絵本「ともちゃんのおへそ」と、さいたま市岩槻区の「ともちゃん地蔵」
「ともちゃんのおへそ」という絵本があります(「夢工房」発行、2000年初版)。
1945年8月の日本の敗戦前後、中国の東北地方、当時の満洲には大勢の日本人がいました。
ソ連軍が攻め込み、混乱する中、日本へ向かう避難の途上や入れられた収容所では、寒さや飢えで大勢の子供たちが亡くなりました。

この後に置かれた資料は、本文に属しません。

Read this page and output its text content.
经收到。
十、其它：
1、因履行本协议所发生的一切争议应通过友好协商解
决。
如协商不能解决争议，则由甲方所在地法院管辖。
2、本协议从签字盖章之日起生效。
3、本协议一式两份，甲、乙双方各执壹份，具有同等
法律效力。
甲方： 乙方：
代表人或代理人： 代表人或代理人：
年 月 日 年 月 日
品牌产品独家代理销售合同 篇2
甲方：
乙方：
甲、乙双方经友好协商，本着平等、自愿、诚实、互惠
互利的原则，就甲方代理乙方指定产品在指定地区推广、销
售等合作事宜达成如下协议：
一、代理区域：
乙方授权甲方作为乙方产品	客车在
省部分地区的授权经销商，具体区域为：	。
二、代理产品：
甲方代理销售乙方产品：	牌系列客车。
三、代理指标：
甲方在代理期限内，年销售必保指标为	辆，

その実話を元に「ともちゃん」という男の子を主人公にしたお話です。

「ともちゃんのおへそ」出版後、亡くなった子供たちを慰める「ともちゃん地蔵」が全国4か所に建てられました。
そのひとつが、さいたま市岩槻区にあります。

中国東北地方では当時、家族が亡くなったり、はぐれてしまって、日本に帰る機会を失い、
中国人家庭に引き取られたり、結婚して中国で暮らし続けた人たちがいました。
中国残留孤児(13歳以上は女性が多く、中国残留婦人)と呼ばれます。
1972年、日本と中国の国交が回復して以降、6,700人以上が帰国しました。
帰国した人たちが大勢暮らす地域のひとつが、さいたま市岩槻区です。
慈恩寺玄奘塔の敷地内にある、岩槻の「ともちゃん地蔵」は、岩槻に暮らした元残留婦人が、慈恩寺の協力を得て、自分のお金を出して建てました。